More workers in the area are now working outside it in areas with a lower minimum wage.
Any given change means nothing, a pattern of such changes is important.
(And note that your real minimum wage is little above ours and your training wage is below our minimum wage.)
You are searching for meaning in data that it insufficient to carry any meaning - and so you are projecting upon the data conclusions that you wish to see, but which cannot possibly be present.
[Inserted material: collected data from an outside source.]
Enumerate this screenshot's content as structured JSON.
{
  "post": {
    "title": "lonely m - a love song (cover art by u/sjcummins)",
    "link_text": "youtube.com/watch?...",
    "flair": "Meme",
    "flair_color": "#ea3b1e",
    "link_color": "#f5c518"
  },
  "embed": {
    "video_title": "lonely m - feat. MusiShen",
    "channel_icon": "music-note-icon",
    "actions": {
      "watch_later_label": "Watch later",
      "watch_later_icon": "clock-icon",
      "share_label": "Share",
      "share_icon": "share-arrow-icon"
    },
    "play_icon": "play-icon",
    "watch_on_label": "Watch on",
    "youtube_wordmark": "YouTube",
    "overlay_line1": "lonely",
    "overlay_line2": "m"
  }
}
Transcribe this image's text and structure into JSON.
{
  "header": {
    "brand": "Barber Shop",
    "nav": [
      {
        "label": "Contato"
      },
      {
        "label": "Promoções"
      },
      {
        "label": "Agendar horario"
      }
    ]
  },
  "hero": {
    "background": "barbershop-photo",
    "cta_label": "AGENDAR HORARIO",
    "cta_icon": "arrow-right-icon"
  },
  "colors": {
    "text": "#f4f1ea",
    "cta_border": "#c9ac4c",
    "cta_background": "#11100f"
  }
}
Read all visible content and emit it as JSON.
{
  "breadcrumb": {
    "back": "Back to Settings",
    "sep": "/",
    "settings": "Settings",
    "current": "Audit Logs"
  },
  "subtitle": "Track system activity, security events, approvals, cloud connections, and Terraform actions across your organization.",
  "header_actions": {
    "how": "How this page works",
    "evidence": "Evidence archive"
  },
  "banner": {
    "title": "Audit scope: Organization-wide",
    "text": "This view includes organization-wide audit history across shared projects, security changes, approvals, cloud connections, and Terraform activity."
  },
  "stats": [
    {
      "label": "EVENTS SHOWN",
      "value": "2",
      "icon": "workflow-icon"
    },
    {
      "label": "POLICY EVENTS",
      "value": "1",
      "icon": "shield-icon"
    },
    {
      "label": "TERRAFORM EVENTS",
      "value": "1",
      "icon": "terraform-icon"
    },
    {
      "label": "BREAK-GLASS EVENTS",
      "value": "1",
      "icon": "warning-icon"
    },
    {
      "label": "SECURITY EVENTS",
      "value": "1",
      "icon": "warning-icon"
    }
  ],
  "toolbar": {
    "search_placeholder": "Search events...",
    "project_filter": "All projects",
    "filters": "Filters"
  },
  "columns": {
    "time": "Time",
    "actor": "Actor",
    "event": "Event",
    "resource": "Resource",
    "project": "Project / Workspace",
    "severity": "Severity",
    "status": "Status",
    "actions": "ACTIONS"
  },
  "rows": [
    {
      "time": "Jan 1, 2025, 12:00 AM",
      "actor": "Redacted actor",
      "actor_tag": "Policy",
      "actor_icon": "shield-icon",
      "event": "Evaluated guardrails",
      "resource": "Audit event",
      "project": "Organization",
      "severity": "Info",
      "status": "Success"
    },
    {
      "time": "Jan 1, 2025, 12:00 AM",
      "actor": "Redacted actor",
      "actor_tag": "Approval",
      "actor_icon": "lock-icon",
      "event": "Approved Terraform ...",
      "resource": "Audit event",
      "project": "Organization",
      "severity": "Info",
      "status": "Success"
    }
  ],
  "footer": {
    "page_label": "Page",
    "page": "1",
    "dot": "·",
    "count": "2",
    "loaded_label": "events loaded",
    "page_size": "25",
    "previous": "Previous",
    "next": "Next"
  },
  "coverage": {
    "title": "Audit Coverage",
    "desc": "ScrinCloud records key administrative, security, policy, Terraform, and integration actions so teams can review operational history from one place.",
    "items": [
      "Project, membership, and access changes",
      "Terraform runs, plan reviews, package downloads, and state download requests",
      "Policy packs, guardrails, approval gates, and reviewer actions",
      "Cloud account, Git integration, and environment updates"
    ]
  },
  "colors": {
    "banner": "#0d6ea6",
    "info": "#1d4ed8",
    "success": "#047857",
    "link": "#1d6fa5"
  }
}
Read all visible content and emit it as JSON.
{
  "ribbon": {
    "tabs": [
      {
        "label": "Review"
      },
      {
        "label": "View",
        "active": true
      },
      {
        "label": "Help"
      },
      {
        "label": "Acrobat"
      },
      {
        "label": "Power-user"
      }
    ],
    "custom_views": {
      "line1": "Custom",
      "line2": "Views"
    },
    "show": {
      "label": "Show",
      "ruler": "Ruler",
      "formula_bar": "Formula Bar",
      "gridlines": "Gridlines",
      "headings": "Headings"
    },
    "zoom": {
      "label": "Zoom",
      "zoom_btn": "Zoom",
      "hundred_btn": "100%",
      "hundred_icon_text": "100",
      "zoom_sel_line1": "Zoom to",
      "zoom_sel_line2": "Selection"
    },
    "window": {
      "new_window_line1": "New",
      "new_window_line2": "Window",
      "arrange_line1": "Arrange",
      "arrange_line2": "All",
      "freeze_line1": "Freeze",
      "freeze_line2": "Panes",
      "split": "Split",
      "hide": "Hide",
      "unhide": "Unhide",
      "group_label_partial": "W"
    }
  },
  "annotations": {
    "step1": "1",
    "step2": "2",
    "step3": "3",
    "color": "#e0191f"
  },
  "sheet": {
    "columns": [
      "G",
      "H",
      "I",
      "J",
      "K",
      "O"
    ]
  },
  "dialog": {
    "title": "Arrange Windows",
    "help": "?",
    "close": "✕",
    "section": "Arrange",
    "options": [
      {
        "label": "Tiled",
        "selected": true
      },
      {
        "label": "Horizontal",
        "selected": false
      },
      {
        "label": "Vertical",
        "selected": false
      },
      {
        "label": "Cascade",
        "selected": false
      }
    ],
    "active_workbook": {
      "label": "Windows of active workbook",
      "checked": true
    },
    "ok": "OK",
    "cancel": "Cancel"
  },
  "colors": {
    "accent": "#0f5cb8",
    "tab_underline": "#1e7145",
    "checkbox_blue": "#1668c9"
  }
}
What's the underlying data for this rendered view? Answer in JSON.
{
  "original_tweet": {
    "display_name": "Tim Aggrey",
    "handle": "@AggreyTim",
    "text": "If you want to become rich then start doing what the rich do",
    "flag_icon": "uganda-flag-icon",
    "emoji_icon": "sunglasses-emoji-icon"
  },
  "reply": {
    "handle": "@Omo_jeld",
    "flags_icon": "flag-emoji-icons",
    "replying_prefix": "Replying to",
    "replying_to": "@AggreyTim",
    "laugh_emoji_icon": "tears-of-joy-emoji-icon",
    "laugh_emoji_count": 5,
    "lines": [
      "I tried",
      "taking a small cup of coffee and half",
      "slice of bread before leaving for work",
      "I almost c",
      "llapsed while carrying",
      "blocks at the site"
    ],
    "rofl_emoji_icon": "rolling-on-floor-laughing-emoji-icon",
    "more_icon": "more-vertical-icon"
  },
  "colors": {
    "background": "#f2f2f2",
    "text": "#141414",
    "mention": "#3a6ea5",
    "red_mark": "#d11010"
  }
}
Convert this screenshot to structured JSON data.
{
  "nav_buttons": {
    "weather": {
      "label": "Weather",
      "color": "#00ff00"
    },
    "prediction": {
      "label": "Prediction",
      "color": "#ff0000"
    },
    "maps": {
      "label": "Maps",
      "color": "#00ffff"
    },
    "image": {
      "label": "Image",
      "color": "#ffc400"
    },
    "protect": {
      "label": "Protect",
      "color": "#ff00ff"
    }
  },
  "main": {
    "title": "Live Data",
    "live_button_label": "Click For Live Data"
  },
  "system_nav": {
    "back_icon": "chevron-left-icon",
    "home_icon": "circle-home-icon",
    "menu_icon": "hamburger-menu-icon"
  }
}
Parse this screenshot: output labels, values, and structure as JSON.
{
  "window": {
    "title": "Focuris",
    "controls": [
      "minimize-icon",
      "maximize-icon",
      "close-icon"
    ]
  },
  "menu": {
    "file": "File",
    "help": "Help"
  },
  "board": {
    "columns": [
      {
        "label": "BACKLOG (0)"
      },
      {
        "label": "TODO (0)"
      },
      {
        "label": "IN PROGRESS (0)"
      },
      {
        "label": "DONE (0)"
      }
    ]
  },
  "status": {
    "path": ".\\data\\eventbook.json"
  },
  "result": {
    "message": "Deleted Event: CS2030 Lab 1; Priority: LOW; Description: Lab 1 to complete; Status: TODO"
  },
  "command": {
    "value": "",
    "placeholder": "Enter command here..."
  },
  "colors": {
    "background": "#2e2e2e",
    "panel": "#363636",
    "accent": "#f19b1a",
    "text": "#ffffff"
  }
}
The level of minimum wage in jurisdictions other than Seattle and its surrounds are of no relevance to this discussion whatsoever, so I am not sure why my noting something that is irrelevant is important to you; But by the way, we don't have a training wage. We have junior rates - they apply to people below the age of 21, on a sliding scale based only on age. Training has nothing to do with it. And our real minimum wage is
very significantly above yours - US$13.62 at current market exchange rates, or US$11.84 using the June 2016 OECD PPP comparison figure - That's US$4.59 per hour (PPP), or
58% more than the current US federal MW rate of $7.25. But perhaps you don't grasp just how significant a small number of additional dollars per hour is to a minimum wage worker - Do you think that a minimum wage earner would say that a 58% increase in their income would provide them with 'a little above' their previous income? Our federal MW for ALL workers over 21 years of age (regardless of any training they do or do not have) is still
7.6% more than the Seattle MW rate of US$11, even when the calculation is done using the PPP adjusted figure. Would you consider a 7.6% pay rise to be 'little'? I wouldn't.